4.7 Interpretation of Outcomes
Traditionally, study outcomes were interpreted based on p-values. If a p-value is below the “magic” threshold of 0.05, the treatment was considered as significantly effective. However, as highlighted by the American Statistical Association, the p-value does not measure the magnitude of an effect. 56 It is influenced by the sample size, whereby a small difference in a large study population will most likely reveal a significant p-value, although the effect is small.
Therefore, the interpretation of study results based on what is important to the patient has become increasingly popular. 57 , 58 There are several underlying concepts looking at the patient’s perspective of a successful treatment.
4.7.1 Minimal Important Difference (MID) and Minimal Important Change (MIC)

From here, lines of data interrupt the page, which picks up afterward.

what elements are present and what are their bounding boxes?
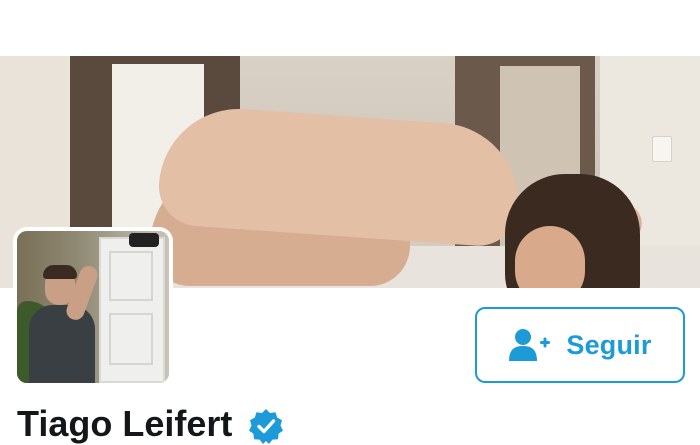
avatar-person-hair (43, 265, 77, 279)
avatar[interactable] (17, 231, 169, 383)
avatar-lamp (129, 233, 159, 247)
avatar-person-shirt (29, 305, 95, 383)
avatar-door-panel (109, 313, 153, 365)
follow-button[interactable]: Seguir (475, 307, 685, 383)
cover-light-switch (652, 136, 672, 162)
add-user-icon (509, 329, 551, 361)
avatar-door-panel (109, 251, 153, 301)
profile-display-name: Tiago Leifert (17, 403, 233, 444)
top-blank-area (0, 0, 700, 56)
verified-badge-icon (249, 409, 283, 444)
cover-figure-face (515, 226, 585, 288)
follow-button-label: Seguir (566, 329, 652, 360)
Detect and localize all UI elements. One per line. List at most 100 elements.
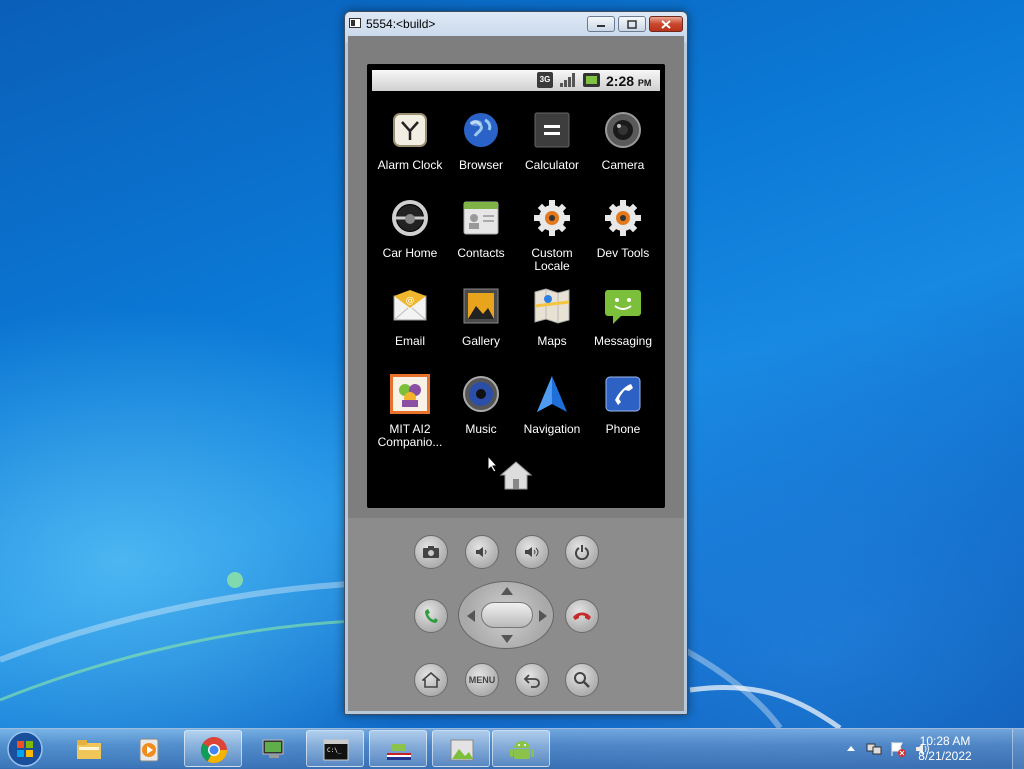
- restore-icon: [627, 19, 637, 29]
- windows-taskbar: C:\_ 10:28 AM 8/21/2022: [0, 728, 1024, 769]
- app-calculator[interactable]: Calculator: [516, 110, 588, 172]
- menu-label: MENU: [468, 675, 496, 685]
- app-label: Maps: [537, 334, 567, 348]
- taskbar-chrome[interactable]: [184, 730, 242, 767]
- svg-text:C:\_: C:\_: [327, 747, 342, 754]
- end-call-button[interactable]: [565, 599, 599, 633]
- app-label: Camera: [601, 158, 645, 172]
- clock-date: 8/21/2022: [918, 749, 972, 763]
- contacts-icon: [463, 201, 499, 235]
- search-button[interactable]: [565, 663, 599, 697]
- app-browser[interactable]: Browser: [445, 110, 517, 172]
- computer-icon: [262, 739, 284, 758]
- home-button[interactable]: [414, 663, 448, 697]
- image-tool-icon: [450, 739, 474, 761]
- app-phone[interactable]: Phone: [587, 374, 659, 436]
- menu-button[interactable]: MENU: [465, 663, 499, 697]
- home-icon[interactable]: [499, 459, 533, 491]
- dpad-center-button[interactable]: [481, 602, 533, 628]
- dpad[interactable]: [458, 581, 554, 649]
- volume-down-icon: [476, 547, 487, 557]
- media-player-icon: [139, 738, 159, 762]
- power-icon: [575, 545, 589, 560]
- red-phone-icon: [573, 612, 591, 620]
- taskbar-ai2-starter[interactable]: [369, 730, 427, 767]
- green-phone-icon: [425, 609, 438, 623]
- call-button[interactable]: [414, 599, 448, 633]
- picture-icon: [463, 288, 499, 324]
- app-contacts[interactable]: Contacts: [445, 198, 517, 260]
- back-button[interactable]: [515, 663, 549, 697]
- app-label: Custom Locale: [531, 246, 573, 273]
- app-car-home[interactable]: Car Home: [374, 198, 446, 260]
- app-maps[interactable]: Maps: [516, 286, 588, 348]
- app-alarm-clock[interactable]: Alarm Clock: [374, 110, 446, 172]
- volume-up-icon: [525, 547, 539, 557]
- close-button[interactable]: [649, 16, 683, 32]
- app-label: Car Home: [382, 246, 438, 260]
- phone-screen[interactable]: 3G 2:28 PM Alarm Clock Browser Calculato…: [367, 64, 665, 508]
- mit-ai2-icon: [390, 374, 430, 414]
- app-label: Messaging: [593, 334, 653, 348]
- start-button[interactable]: [4, 730, 46, 768]
- taskbar-media-player[interactable]: [120, 730, 178, 767]
- 3g-icon: 3G: [537, 72, 553, 88]
- app-messaging[interactable]: Messaging: [587, 286, 659, 348]
- home-icon: [422, 672, 440, 688]
- app-label: Gallery: [461, 334, 500, 348]
- dpad-down-icon[interactable]: [501, 635, 513, 643]
- minimize-button[interactable]: [587, 16, 615, 32]
- folder-icon: [77, 740, 101, 759]
- app-label: Email: [394, 334, 425, 348]
- window-titlebar[interactable]: 5554:<build>: [345, 12, 687, 36]
- dpad-up-icon[interactable]: [501, 587, 513, 595]
- camera-button[interactable]: [414, 535, 448, 569]
- taskbar-device-manager[interactable]: [245, 730, 303, 767]
- calculator-icon: [534, 112, 570, 148]
- camera-icon: [605, 112, 641, 148]
- android-flag-icon: [387, 744, 411, 760]
- show-desktop-button[interactable]: [1012, 729, 1024, 769]
- android-status-bar[interactable]: 3G 2:28 PM: [372, 70, 660, 91]
- volume-up-button[interactable]: [515, 535, 549, 569]
- gear-icon: [605, 200, 641, 236]
- taskbar-android-emulator[interactable]: [492, 730, 550, 767]
- android-icon: [510, 741, 534, 759]
- app-camera[interactable]: Camera: [587, 110, 659, 172]
- volume-down-button[interactable]: [465, 535, 499, 569]
- dpad-right-icon[interactable]: [539, 610, 547, 622]
- app-mit-ai2-companion[interactable]: MIT AI2 Companio...: [374, 374, 446, 449]
- taskbar-command-prompt[interactable]: C:\_: [306, 730, 364, 767]
- gear-icon: [534, 200, 570, 236]
- dpad-left-icon[interactable]: [467, 610, 475, 622]
- phone-upper-panel: 3G 2:28 PM Alarm Clock Browser Calculato…: [348, 36, 684, 518]
- app-custom-locale[interactable]: Custom Locale: [516, 198, 588, 273]
- map-icon: [534, 288, 570, 324]
- app-label: Calculator: [524, 158, 580, 172]
- search-icon: [574, 672, 590, 688]
- app-label: Music: [465, 422, 497, 436]
- phone-icon: [605, 376, 641, 412]
- mouse-cursor-icon: [487, 455, 499, 473]
- maximize-button[interactable]: [618, 16, 646, 32]
- app-label: Browser: [458, 158, 503, 172]
- app-navigation[interactable]: Navigation: [516, 374, 588, 436]
- taskbar-sdk-manager[interactable]: [432, 730, 490, 767]
- globe-icon: [464, 113, 498, 147]
- show-hidden-icons-icon[interactable]: [846, 744, 856, 752]
- camera-icon: [423, 546, 439, 558]
- app-gallery[interactable]: Gallery: [445, 286, 517, 348]
- svg-text:@: @: [406, 296, 415, 306]
- battery-icon: [583, 73, 600, 87]
- app-dev-tools[interactable]: Dev Tools: [587, 198, 659, 260]
- network-icon[interactable]: [866, 741, 882, 757]
- app-email[interactable]: @ Email: [374, 286, 446, 348]
- close-icon: [661, 19, 671, 29]
- terminal-icon: C:\_: [323, 739, 349, 761]
- power-button[interactable]: [565, 535, 599, 569]
- envelope-icon: @: [393, 290, 427, 321]
- back-icon: [523, 674, 540, 688]
- system-clock[interactable]: 10:28 AM 8/21/2022: [900, 734, 990, 764]
- taskbar-file-explorer[interactable]: [60, 730, 118, 767]
- app-music[interactable]: Music: [445, 374, 517, 436]
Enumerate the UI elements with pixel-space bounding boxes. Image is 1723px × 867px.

The MID is the smallest difference between patients or groups that is considered important. 51 , 59 , 60
The MIC is the smallest change in score which patients perceive as important. 51 , 59 Changes exceeding this value can be considered relevant for the patient. There are several studies in hand surgery investigating the MIC and MID for several hand conditions and two reviews summarizing available data. 58 , 61
Apart from the MID and MIC, the related term of Minimal Clinically Important Difference (MCID) has also been defined. 62 However, it is suggested to adhere to the established terminology promoted by the COSMIN group, 51 , 59 whereby the MID considers differences between groups or patients and the MIC defines the “within group or patient” differences. For example, in a randomized controlled trial (RCT) investigating two different surgeries in patients with thumb CMC OA, it is important to look at the differences in outcome scores. If the difference at follow-up is higher than a defined MID value, which is 12 points for the brief MHQ, 63 a clinically relevant difference between the two interventions can be assumed.
In an observational study, the MIC helps in the interpretation of a treatment effect between baseline and follow-up. If the change in the brief MHQ, for example, is higher than the defined MIC of 16 points, 63 it can be concluded that the intervention resulted in a subjective relevant improvement for the patient.